Minimum tax, also known as alternative minimum tax, pares back the tax advantages associated with some deductions, credits and tax shelters that reduce taxable income.
The minimum tax rules were designed to ensure that high income earners must pay at least a minimum. Only individuals can be subject to minimum tax, not corporations. This covers living people as well as individual, testamentary or family trusts.
It’s important to note that the minimum tax does not apply in the year a person dies. Also, individuals (other than trusts) and graduated rate estates are entitled to a basic exemption from minimum tax of $40,000.
For high-income earners, be aware of what can trigger the alternative minimum tax:
- capital gains (since only half of a capital gain is subject to taxation);
- dividends (while dividend income is grossed up to get to the taxable amount, a dividend tax credit can be claimed);
- losses and deductions (such as carrying charges) related to tax shelters and limited partnership interests;
- losses resulting from, or increased by, claiming capital cost allowance on rental properties;
- losses from resource properties;
- stock option deduction;
- deduction for employee home relocation loan;
- federal political contribution tax credit; or
- investment tax credit.
Consider some strategies to either stop minimum tax from applying or to use up a minimum tax carry-forward amount. For instance:
- Reduce or defer discretionary deductions to future years.
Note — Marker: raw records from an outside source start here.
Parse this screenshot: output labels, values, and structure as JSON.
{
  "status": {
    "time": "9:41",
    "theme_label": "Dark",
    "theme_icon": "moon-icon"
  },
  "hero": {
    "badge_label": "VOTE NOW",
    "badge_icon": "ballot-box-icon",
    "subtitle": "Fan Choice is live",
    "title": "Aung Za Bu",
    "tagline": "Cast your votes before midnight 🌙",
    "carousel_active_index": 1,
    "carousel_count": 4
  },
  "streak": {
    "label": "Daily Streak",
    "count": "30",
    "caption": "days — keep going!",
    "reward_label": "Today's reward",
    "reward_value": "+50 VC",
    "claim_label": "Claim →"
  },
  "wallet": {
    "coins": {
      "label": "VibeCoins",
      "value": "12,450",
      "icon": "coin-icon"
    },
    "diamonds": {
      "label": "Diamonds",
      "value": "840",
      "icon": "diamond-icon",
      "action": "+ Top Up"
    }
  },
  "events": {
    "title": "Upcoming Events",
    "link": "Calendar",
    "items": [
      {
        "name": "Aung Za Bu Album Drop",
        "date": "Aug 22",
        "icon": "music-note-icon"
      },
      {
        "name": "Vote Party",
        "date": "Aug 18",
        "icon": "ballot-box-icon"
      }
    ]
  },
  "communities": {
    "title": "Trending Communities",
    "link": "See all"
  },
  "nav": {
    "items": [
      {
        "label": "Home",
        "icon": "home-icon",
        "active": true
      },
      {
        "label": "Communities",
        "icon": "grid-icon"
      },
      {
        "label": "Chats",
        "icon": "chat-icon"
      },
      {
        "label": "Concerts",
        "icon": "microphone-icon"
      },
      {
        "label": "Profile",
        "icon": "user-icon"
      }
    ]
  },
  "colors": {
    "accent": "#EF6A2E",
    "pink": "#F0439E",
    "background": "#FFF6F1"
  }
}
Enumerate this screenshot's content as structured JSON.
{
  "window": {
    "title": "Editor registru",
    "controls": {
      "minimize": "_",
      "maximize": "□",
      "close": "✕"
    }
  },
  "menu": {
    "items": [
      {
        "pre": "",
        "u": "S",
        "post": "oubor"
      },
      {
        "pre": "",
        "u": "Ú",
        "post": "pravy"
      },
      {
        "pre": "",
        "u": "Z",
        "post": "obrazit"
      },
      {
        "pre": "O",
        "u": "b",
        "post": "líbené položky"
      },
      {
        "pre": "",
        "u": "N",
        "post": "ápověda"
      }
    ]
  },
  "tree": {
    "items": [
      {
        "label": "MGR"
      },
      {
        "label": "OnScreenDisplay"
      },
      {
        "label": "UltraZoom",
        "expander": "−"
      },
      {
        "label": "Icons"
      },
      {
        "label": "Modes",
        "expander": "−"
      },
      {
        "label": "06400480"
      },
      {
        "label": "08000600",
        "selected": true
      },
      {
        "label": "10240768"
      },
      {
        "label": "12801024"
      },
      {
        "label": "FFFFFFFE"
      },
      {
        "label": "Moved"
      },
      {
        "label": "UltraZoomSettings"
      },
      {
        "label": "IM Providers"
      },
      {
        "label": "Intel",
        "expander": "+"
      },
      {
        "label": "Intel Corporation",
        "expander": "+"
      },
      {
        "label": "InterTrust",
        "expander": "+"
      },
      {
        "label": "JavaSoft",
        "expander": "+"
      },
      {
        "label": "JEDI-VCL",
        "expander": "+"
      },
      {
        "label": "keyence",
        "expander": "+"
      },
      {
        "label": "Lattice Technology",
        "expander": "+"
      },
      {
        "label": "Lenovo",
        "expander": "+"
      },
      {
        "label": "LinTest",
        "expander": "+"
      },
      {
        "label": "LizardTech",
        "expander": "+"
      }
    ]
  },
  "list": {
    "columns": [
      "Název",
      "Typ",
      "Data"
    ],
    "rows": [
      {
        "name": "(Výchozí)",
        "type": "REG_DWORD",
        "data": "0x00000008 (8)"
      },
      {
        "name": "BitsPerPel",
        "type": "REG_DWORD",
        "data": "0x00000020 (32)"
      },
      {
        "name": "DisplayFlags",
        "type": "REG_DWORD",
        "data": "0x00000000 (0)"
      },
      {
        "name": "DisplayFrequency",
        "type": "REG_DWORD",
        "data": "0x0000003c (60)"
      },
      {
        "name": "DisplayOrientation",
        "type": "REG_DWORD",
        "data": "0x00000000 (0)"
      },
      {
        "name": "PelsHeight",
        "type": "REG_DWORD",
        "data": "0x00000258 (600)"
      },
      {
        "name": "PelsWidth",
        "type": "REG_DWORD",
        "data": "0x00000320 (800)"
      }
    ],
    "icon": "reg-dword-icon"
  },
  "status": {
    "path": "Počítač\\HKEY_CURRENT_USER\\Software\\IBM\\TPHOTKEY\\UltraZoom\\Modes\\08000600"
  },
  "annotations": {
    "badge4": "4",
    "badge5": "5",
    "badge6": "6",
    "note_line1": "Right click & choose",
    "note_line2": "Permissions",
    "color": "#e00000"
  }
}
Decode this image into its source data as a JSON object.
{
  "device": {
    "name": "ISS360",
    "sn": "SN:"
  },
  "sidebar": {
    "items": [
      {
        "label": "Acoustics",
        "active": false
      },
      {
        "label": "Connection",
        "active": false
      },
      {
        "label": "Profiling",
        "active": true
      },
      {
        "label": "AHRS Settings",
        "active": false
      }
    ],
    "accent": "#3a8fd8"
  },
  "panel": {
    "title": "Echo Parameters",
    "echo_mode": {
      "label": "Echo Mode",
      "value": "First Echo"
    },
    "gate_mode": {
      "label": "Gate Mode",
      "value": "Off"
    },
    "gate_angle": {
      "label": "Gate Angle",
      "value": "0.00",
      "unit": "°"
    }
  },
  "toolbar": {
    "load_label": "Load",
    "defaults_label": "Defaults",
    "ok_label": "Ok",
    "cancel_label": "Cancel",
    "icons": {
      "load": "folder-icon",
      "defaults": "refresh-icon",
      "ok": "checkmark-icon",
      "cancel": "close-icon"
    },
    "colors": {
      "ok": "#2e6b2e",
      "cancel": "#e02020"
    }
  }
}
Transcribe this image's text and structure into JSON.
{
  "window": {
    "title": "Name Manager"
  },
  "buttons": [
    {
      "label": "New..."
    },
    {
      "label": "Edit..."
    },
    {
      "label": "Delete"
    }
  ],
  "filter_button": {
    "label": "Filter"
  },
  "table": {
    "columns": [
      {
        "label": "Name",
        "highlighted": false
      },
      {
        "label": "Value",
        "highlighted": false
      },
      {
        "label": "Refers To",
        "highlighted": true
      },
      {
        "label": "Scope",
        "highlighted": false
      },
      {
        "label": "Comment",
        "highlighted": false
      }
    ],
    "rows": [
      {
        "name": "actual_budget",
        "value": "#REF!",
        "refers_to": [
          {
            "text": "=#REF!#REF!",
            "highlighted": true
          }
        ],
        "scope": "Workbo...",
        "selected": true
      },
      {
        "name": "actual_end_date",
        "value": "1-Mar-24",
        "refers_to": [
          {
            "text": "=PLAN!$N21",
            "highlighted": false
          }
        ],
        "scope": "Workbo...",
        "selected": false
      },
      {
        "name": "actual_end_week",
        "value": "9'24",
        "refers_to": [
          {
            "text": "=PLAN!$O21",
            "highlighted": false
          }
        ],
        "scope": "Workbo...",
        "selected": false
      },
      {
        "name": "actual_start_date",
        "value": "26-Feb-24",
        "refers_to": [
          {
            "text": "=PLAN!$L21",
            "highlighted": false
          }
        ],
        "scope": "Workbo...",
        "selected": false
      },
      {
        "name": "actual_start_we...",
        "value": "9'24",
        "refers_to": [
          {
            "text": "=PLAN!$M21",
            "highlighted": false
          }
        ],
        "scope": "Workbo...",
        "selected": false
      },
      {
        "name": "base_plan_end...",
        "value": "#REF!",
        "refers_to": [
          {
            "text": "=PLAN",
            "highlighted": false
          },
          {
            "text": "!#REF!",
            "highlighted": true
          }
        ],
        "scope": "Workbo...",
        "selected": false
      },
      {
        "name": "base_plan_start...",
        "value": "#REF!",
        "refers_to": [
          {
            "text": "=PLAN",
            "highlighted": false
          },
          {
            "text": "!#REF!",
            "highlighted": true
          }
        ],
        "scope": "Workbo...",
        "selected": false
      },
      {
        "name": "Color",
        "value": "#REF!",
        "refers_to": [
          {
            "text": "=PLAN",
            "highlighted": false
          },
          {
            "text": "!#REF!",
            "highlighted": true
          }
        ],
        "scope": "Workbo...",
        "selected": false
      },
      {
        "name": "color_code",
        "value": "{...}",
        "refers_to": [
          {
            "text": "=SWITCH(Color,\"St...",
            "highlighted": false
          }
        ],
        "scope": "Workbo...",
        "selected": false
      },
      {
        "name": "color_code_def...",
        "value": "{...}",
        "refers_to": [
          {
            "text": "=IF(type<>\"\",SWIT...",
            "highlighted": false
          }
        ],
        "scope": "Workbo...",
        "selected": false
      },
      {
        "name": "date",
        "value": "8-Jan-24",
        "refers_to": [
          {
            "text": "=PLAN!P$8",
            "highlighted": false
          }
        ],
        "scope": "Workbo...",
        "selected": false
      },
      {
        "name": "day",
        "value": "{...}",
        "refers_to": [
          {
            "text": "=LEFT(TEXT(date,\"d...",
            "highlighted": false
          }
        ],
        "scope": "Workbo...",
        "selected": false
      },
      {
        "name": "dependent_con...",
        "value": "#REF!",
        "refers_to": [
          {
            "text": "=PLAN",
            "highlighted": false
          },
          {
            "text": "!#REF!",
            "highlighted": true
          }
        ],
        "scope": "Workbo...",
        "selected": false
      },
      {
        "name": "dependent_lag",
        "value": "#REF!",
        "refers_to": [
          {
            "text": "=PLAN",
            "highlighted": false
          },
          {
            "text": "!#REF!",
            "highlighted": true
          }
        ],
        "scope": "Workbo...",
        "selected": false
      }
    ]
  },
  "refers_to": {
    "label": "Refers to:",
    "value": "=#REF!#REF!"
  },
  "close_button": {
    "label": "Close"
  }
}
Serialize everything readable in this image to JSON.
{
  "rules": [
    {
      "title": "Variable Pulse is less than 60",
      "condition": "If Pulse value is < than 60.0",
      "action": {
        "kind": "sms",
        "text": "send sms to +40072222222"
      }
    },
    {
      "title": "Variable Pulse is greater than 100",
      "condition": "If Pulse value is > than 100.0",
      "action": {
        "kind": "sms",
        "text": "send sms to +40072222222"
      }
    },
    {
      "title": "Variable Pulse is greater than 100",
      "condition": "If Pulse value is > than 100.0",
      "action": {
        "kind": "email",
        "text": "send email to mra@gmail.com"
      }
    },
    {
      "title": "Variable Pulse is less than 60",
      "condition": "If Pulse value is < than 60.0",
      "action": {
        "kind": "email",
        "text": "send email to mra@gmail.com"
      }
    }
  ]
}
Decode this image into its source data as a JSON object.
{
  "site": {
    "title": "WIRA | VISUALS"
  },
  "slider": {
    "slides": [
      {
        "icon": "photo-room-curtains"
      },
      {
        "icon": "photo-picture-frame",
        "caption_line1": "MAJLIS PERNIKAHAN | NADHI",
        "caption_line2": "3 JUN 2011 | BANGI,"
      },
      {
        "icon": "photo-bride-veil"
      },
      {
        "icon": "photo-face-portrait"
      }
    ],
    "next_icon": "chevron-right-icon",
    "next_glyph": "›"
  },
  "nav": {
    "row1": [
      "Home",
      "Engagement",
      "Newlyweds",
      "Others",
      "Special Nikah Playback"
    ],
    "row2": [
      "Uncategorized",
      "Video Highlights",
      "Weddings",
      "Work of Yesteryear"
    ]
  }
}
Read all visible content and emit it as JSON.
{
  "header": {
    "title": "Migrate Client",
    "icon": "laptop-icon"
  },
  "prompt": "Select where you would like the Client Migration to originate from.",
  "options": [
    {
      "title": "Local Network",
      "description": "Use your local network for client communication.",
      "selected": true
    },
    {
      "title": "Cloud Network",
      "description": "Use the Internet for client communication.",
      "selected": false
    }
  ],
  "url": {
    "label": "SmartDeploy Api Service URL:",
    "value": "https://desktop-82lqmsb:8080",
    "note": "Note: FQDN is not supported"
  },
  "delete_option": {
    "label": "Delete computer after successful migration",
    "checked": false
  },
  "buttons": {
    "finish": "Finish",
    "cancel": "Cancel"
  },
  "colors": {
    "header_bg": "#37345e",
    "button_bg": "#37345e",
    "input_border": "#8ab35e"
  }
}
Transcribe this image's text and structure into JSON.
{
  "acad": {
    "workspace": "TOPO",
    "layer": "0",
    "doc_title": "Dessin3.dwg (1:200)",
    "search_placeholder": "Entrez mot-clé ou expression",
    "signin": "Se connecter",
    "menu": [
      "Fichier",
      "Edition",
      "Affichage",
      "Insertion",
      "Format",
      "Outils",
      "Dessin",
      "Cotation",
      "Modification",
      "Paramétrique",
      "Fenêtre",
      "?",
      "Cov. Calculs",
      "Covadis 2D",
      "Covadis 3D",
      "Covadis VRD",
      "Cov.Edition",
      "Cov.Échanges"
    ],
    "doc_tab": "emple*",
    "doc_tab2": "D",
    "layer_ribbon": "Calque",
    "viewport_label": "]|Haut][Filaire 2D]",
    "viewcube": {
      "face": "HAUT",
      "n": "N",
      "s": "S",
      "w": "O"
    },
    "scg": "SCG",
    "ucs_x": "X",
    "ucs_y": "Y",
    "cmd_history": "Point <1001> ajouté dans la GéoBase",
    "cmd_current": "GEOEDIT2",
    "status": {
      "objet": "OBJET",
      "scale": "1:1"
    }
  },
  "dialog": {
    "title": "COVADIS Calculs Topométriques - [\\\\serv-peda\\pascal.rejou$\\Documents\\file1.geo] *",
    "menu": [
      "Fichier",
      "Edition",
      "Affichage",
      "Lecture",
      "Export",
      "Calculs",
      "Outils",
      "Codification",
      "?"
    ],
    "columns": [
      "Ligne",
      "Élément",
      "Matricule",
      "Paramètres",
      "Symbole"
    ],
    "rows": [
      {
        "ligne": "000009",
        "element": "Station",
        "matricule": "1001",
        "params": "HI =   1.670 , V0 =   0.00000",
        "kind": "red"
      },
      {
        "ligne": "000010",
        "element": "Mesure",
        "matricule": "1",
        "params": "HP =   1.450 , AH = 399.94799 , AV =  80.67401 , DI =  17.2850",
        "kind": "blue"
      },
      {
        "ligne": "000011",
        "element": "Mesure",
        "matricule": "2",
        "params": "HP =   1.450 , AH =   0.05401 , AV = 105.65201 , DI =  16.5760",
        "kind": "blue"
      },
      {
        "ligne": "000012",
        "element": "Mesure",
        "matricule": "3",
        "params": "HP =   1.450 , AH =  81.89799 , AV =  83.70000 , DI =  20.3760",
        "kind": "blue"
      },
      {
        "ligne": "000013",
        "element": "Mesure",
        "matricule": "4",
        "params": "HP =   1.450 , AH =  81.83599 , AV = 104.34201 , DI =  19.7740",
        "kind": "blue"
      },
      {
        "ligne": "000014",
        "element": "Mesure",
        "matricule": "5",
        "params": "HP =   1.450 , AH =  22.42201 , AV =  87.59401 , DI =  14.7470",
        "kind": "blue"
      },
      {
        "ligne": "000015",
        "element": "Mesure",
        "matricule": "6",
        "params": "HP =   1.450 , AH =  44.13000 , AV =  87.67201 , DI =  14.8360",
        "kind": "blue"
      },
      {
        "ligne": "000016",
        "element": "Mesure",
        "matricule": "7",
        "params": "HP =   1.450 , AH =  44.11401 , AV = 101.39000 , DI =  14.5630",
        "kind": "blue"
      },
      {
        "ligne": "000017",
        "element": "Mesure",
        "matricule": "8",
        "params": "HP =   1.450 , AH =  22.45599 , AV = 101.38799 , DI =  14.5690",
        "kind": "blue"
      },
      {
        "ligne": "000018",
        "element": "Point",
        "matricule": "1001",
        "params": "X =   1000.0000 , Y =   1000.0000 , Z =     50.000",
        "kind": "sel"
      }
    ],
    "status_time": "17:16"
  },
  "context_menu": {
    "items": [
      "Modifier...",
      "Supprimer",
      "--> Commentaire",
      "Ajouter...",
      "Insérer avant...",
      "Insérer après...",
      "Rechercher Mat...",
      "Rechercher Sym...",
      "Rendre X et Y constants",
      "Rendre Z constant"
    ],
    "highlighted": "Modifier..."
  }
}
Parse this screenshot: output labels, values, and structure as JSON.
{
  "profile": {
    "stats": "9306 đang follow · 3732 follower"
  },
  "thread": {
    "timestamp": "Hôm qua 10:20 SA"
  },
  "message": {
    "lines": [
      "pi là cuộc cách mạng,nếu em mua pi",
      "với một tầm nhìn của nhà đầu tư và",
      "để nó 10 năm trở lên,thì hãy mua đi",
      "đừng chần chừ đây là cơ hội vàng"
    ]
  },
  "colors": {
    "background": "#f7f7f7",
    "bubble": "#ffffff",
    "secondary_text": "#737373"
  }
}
For example, consider reducing capital cost allowance claims or RRSP deductions to increase taxable income that is subject to regular tax.
- For owner-managers active in the business of a privately owned corporation, consider taking some salary from the corporation, instead of only dividends.
- Consider adjusting your investment portfolio so that more of the investment income is comprised of interest or other income that is taxed at the full rate.
- If you’re planning to claim the capital gains exemption on the disposition of qualified property, first calculate whether minimum tax may apply, and undertake appropriate planning as needed.
If you think you may be paying the alternative minimum tax, talk to your advisor. With careful planning, the effects of minimum tax can be reduced or even avoided entirely.